Warthur
Talk about your dramatic turns of events! With Mike Portnoy returning to Dream Theater out of the blue and Mike Mangini bowing out with good grace (so far as we can tell), expectations where high for this album. It's not that the Mangini era of the band is outright bad, so much as it's rather mixed; A Dramatic Turn of Events was pretty solid, but their self-titled album was less celebrated and The Astonishing met with a serious backlash.
Notably, with the latter they abandoned their usual full-band collaborative approach to songwriting, Petrucci and Rudess handling all the music themselves and Petrucci writing the lyrics solo, further contributing to the sense that the well-honed Dream Theater creative engine wasn't quite working as it should. Then again, Distance Over Time and A View From the Top of the World seemed to find the band back on an upward swing - the question was, would the return of Portnoy reinvigorate the band or disrupt them just as their creative process was recovering from the weird experiment of The Astonishing?
Before you even get to the music here, you're confronted with cover art that seems designed specifically to build high expectations. Sure, it's a spookier, gloomier image than we've become used to from Dream Theater (though not so much that it feels completely uncharacteristic), but what really jumps out about it is that it's a big riff on the Images and Words cover; we've got an older girl stood next to her bed, and whilst the surreal features of the Images and Words cover suggested the colourful imagery of dream, here we're stepping more into the realm of nightmare.
So not only is this Portnoy's big comeback, but it's being set up as this big thematic sequel to the band's breakthrough album - if Images and Words was Songs of Innocence, this is Songs of Experience. Lyrically and thematically, this continues right into the album itself; "Parasomnia" is a term for a particular category of sleep disorders, and the songs here are all about sleep paralysis, nightmares, and other things of that nature. It's not a narrative concept album so far as I can tell, but it's definitely a thematic one, with the band taking us all on a thrilling trip through the realm of nightmare.
If the album's cover and lyrics showcase thematic unity, the credits suggest the return of the fivefold creative partnership responsible for the success of this lineup's successful run from Metropolis Part II to Black Clouds & Silver Linings. To the extent that Mangini got credits for songwriting, he did because Dream Theater typically share the credit for all of their musical compositions and generally only go for individual credits when it comes to song lyrics - which Mangini notably contributed much less of than Portnoy had. Portnoy's back on the lyrics again here, and one can only assume that he's settled back into making contributions to the musical compositions too, since all five men in this lineup had become well-used to workshopping ideas with each other.
All of this show of unity and co-operation would come to nothing if the music didn't hold together of course, and I'm happy to report that this is a decidedly strong Dream Theater album.
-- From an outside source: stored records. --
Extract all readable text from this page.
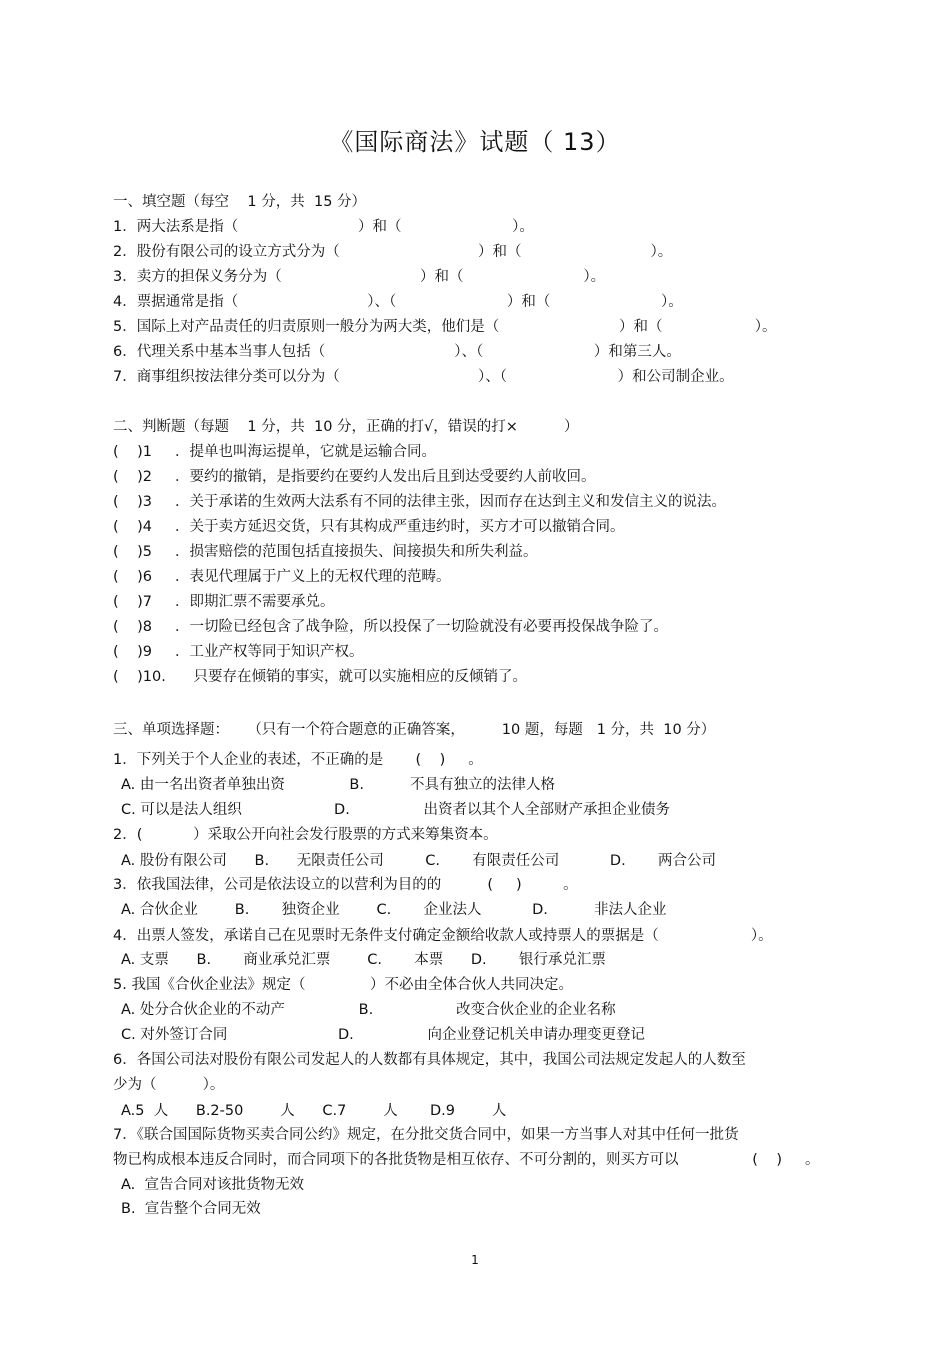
《国际商法》试题（ 13）
一、填空题（每空    1 分，共  15 分）
1．两大法系是指（                          ）和（                        ）。
2．股份有限公司的设立方式分为（                              ）和（                            ）。
3．卖方的担保义务分为（                              ）和（                          ）。
4．票据通常是指（                            ）、（                        ）和（                        ）。
5．国际上对产品责任的归责原则一般分为两大类，他们是（                          ）和（                    ）。
6．代理关系中基本当事人包括（                            ）、（                        ）和第三人。
7．商事组织按法律分类可以分为（                              ）、（                        ）和公司制企业。
二、判断题（每题    1 分，共  10 分，正确的打√，错误的打×          ）
(    )1     ．提单也叫海运提单，它就是运输合同。
(    )2     ．要约的撤销，是指要约在要约人发出后且到达受要约人前收回。
(    )3     ．关于承诺的生效两大法系有不同的法律主张，因而存在达到主义和发信主义的说法。
(    )4     ．关于卖方延迟交货，只有其构成严重违约时，买方才可以撤销合同。
(    )5     ．损害赔偿的范围包括直接损失、间接损失和所失利益。
(    )6     ．表见代理属于广义上的无权代理的范畴。
(    )7     ．即期汇票不需要承兑。
(    )8     ．一切险已经包含了战争险，所以投保了一切险就没有必要再投保战争险了。
(    )9     ．工业产权等同于知识产权。
(    )10.      只要存在倾销的事实，就可以实施相应的反倾销了。
三、单项选择题：    （只有一个符合题意的正确答案，        10 题，每题   1 分，共  10 分）
1．下列关于个人企业的表述，不正确的是       (    )     。
A. 由一名出资者单独出资              B.          不具有独立的法律人格
C. 可以是法人组织                    D.                出资者以其个人全部财产承担企业债务
2．(           ）采取公开向社会发行股票的方式来筹集资本。
A. 股份有限公司      B.      无限责任公司         C.       有限责任公司           D.       两合公司
3．依我国法律，公司是依法设立的以营利为目的的          (     )         。
A. 合伙企业        B.       独资企业        C.       企业法人           D.          非法人企业
4．出票人签发，承诺自己在见票时无条件支付确定金额给收款人或持票人的票据是（                    ）。
A. 支票      B.       商业承兑汇票        C.       本票      D.       银行承兑汇票
5. 我国《合伙企业法》规定（              ）不必由全体合伙人共同决定。
A. 处分合伙企业的不动产                B.                  改变合伙企业的企业名称
C. 对外签订合同                        D.                向企业登记机关申请办理变更登记
6．各国公司法对股份有限公司发起人的人数都有具体规定，其中，我国公司法规定发起人的人数至
少为（          ）。
A.5  人      B.2-50        人      C.7        人       D.9        人
7．《联合国国际货物买卖合同公约》规定，在分批交货合同中，如果一方当事人对其中任何一批货
物已构成根本违反合同时，而合同项下的各批货物是相互依存、不可分割的，则买方可以                (    )     。
A.  宣告合同对该批货物无效
B.  宣告整个合同无效
1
It's not on the level of albums I'd personally put on the absolute tippy-top tier of the band's output - Images & Words, Metropolis Part II, and Octavarium - but it's a decidedly solid effort which refreshes their customary style with the combination of a well-defined and tightly targeted atmosphere and mood on the one hand, and on the other an injection of a few more gleeful retro-prog influences into the mix than we've heard on recent albums from the group.
One suspects Portnoy may have had a hand in that, given that he'd spent much of his time away from the group working with Neal Morse (both on Morse's own projects as bandleader and in more collaborative contexts like Transatlantics), and anyone who's that keen to keep contributing to Neal's prog projects probably has a healthy appetite for old-school prog stuff, but at the same time this isn't so much of a divergence from A View From the Top of the World as to represent an outright repudiation of that album, or the Mangini era as a whole.
Really, my biggest criticism of it is the needless Images and Words nod on the front cover - I think it's silly of the band to implicitly invite such comparisons when this isn't really a throwback to that era. The group aren't rewinding the clock here or pretending the last few albums didn't happen - they aren't hopping back to a pre-Mangini period, it's more like Mangini tagging out and Portnoy tagging in back in, the group carrying the lessons learned forward. It remains to be seen whether this new era of the band will have the staying power of the last time this particular lineup was all together - like I said, the Mangini era did start strong before it got into the weeds a little - but whilst this isn't a revolution in the band's sound, it's still a promising start.